Later that year the court ruled that banning same-sex marriage violated the Massachusetts constitution. When marriages began in May 2004, Massachusetts became the first U.S. state to legalise same-sex marriage — a landmark moment that reshaped the global marriage equality movement.
The ripple effects were enormous. Court cases, legislative debates, and activism campaigns soon erupted across Canada, Spain, South Africa, and beyond as governments confronted the question of marriage equality.
March 18 also marks the birthday of Danez Smith, born in 1989 in St. Paul, Minnesota. Smith is one of the most celebrated queer poets of their generation, known for work exploring race, sexuality, police violence, and the legacy of the HIV/AIDS epidemic.
Their poetry collections, including Don’t Call Us Dead, helped bring queer spoken-word poetry into mainstream literary recognition, blending lyrical beauty with political urgency.
March 18 has also been a regular date for LGBTQ film premieres and festival screenings. Films such as Weekend, directed by Andrew Haigh, circulated through international festival screenings during this period in the early 2010s. The film’s intimate portrayal of a brief but meaningful encounter between two men became one of the most critically acclaimed queer films of its decade.

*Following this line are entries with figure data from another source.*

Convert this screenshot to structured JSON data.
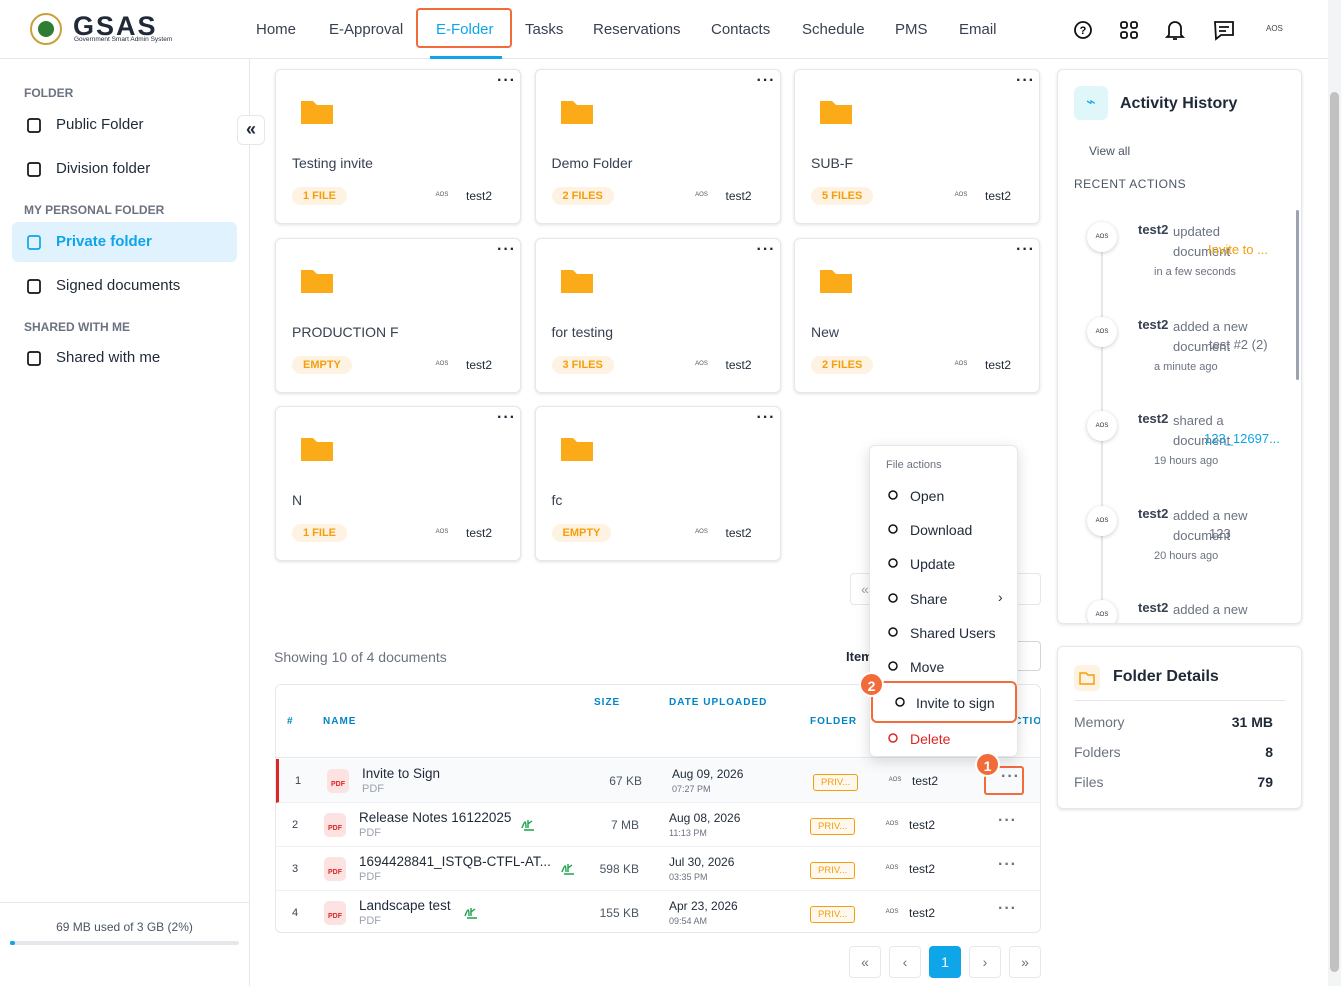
{
  "header": {
    "logo_title": "GSAS",
    "logo_subtitle": "Government Smart Admin System",
    "nav": [
      "Home",
      "E-Approval",
      "E-Folder",
      "Tasks",
      "Reservations",
      "Contacts",
      "Schedule",
      "PMS",
      "Email"
    ],
    "active_nav": 2,
    "avatar": "AOS"
  },
  "sidebar": {
    "sections": [
      {
        "heading": "FOLDER",
        "items": [
          "Public Folder",
          "Division folder"
        ]
      },
      {
        "heading": "MY PERSONAL FOLDER",
        "items": [
          "Private folder",
          "Signed documents"
        ]
      },
      {
        "heading": "SHARED WITH ME",
        "items": [
          "Shared with me"
        ]
      }
    ],
    "storage_text": "69 MB used of 3 GB (2%)",
    "storage_percent": 2
  },
  "folders": [
    {
      "name": "Testing invite",
      "count": "1 FILE",
      "owner": "test2"
    },
    {
      "name": "Demo Folder",
      "count": "2 FILES",
      "owner": "test2"
    },
    {
      "name": "SUB-F",
      "count": "5 FILES",
      "owner": "test2"
    },
    {
      "name": "PRODUCTION F",
      "count": "EMPTY",
      "owner": "test2"
    },
    {
      "name": "for testing",
      "count": "3 FILES",
      "owner": "test2"
    },
    {
      "name": "New",
      "count": "2 FILES",
      "owner": "test2"
    },
    {
      "name": "N",
      "count": "1 FILE",
      "owner": "test2"
    },
    {
      "name": "fc",
      "count": "EMPTY",
      "owner": "test2"
    }
  ],
  "documents": {
    "showing": "Showing 10 of 4 documents",
    "items_per_page": "Items per page",
    "columns": [
      "#",
      "NAME",
      "SIZE",
      "DATE UPLOADED",
      "FOLDER",
      "ACTIONS"
    ],
    "rows": [
      {
        "index": 1,
        "name": "Invite to Sign",
        "type": "PDF",
        "size": "67 KB",
        "date": "Aug 09, 2026",
        "time": "07:27 PM",
        "folder": "PRIV...",
        "owner": "test2"
      },
      {
        "index": 2,
        "name": "Release Notes 16122025",
        "type": "PDF",
        "size": "7 MB",
        "date": "Aug 08, 2026",
        "time": "11:13 PM",
        "folder": "PRIV...",
        "owner": "test2"
      },
      {
        "index": 3,
        "name": "1694428841_ISTQB-CTFL-AT...",
        "type": "PDF",
        "size": "598 KB",
        "date": "Jul 30, 2026",
        "time": "03:35 PM",
        "folder": "PRIV...",
        "owner": "test2"
      },
      {
        "index": 4,
        "name": "Landscape test",
        "type": "PDF",
        "size": "155 KB",
        "date": "Apr 23, 2026",
        "time": "09:54 AM",
        "folder": "PRIV...",
        "owner": "test2"
      }
    ],
    "page": "1"
  },
  "menu": {
    "title": "File actions",
    "items": [
      "Open",
      "Download",
      "Update",
      "Share",
      "Shared Users",
      "Move",
      "Invite to sign",
      "Delete"
    ]
  },
  "callouts": [
    "1",
    "2"
  ],
  "activity": {
    "title": "Activity History",
    "view_all": "View all",
    "recent": "RECENT ACTIONS",
    "items": [
      {
        "user": "test2",
        "action": "updated document",
        "target": "Invite to ...",
        "time": "in a few seconds"
      },
      {
        "user": "test2",
        "action": "added a new document",
        "target": "test #2 (2)",
        "time": "a minute ago"
      },
      {
        "user": "test2",
        "action": "shared a document",
        "target": "123_12697...",
        "time": "19 hours ago"
      },
      {
        "user": "test2",
        "action": "added a new document",
        "target": "123",
        "time": "20 hours ago"
      },
      {
        "user": "test2",
        "action": "added a new",
        "target": "",
        "time": ""
      }
    ]
  },
  "details": {
    "title": "Folder Details",
    "rows": [
      {
        "label": "Memory",
        "value": "31 MB"
      },
      {
        "label": "Folders",
        "value": "8"
      },
      {
        "label": "Files",
        "value": "79"
      }
    ]
  }
}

Meanwhile, community activism has often surfaced on this date as well. Throughout the 2010s, LGBTQ advocacy groups organised demonstrations in cities like Warsaw, Budapest, and Istanbul demanding protections against discrimination and violence.
The pattern is clear. Whether it’s poets redefining language, courts redefining marriage, or activists redefining public space, March 18 has repeatedly hosted moments where queer history quietly — but decisively — moved forward.